Stamp duty on trading of all exchange-traded funds (ETFs) in Hong Kong will be waived while interest deductions in taxation of corporate treasury activities will be under review in the hope of attracting multinational corporations (MNCs), local daily the
Hong Kong Standard
Hong Kong’s financial secretary, John Tsang, said there were 116 ETFs listed in the city by the end of 2013, representing a 68% increase from three years earlier. Over the period the daily average turnover of ETFs increased from HK$2.4bn to HK$3.7bn (US$480m).

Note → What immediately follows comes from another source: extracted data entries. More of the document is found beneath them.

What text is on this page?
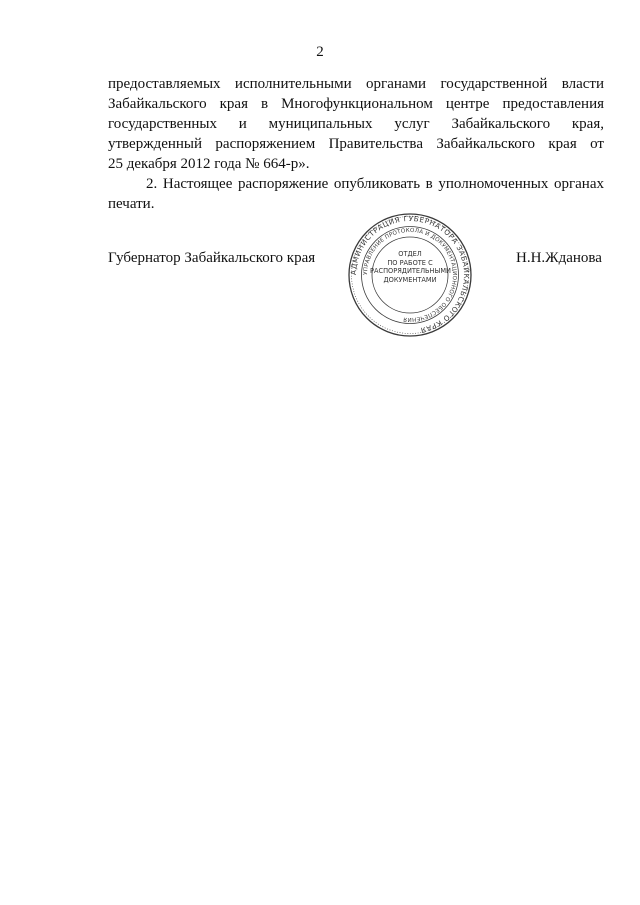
2
предоставляемых исполнительными органами государственной власти
Забайкальского края в Многофункциональном центре предоставления
государственных и муниципальных услуг Забайкальского края,
утвержденный распоряжением Правительства Забайкальского края от
25 декабря 2012 года № 664-р».
2. Настоящее распоряжение опубликовать в уполномоченных органах
печати.
Губернатор Забайкальского края	Н.Н.Жданова
АДМИНИСТРАЦИЯ ГУБЕРНАТОРА ЗАБАЙКАЛЬСКОГО КРАЯ
УПРАВЛЕНИЕ ПРОТОКОЛА И ДОКУМЕНТАЦИОННОГО ОБЕСПЕЧЕНИЯ
ОТДЕЛ
ПО РАБОТЕ С
РАСПОРЯДИТЕЛЬНЫМИ
ДОКУМЕНТАМИ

Government sources said that about HK$200m of stamp duty per annum is involved, although more active trading could counter the impact. In 2010, Tsang extended the stamp duty concession to cover ETFs that track indexes comprising not more than 40% of Hong Kong stocks.
Hong Kong Exchanges and Clearing (HKEx), operator of Hong Kong’s stock market and futures market, said 28 ETFs, including the Tracker Fund of Hong Kong (2800), could benefit from the waiver.
In a move aimed at attracting global and regional treasury management activities of MNCs to Hong Kong, Tsang said a task force will review the requirements under the Inland Revenue Ordinance for interest deductions in the taxation of corporate treasury activities, and proposals on the initiative will be made within a year.
Lilian Poon, tax services partner at local accounting and consulting firm RSM Nelson Wheeler, said that under current practice a corporate treasury company, which is responsible for obtaining funding within the corporate group, needs to pay a Hong Kong profits tax at 16.5% for the interest income.
The expense is now deductible only if such interest received by other group companies is subject to Hong Kong profits tax.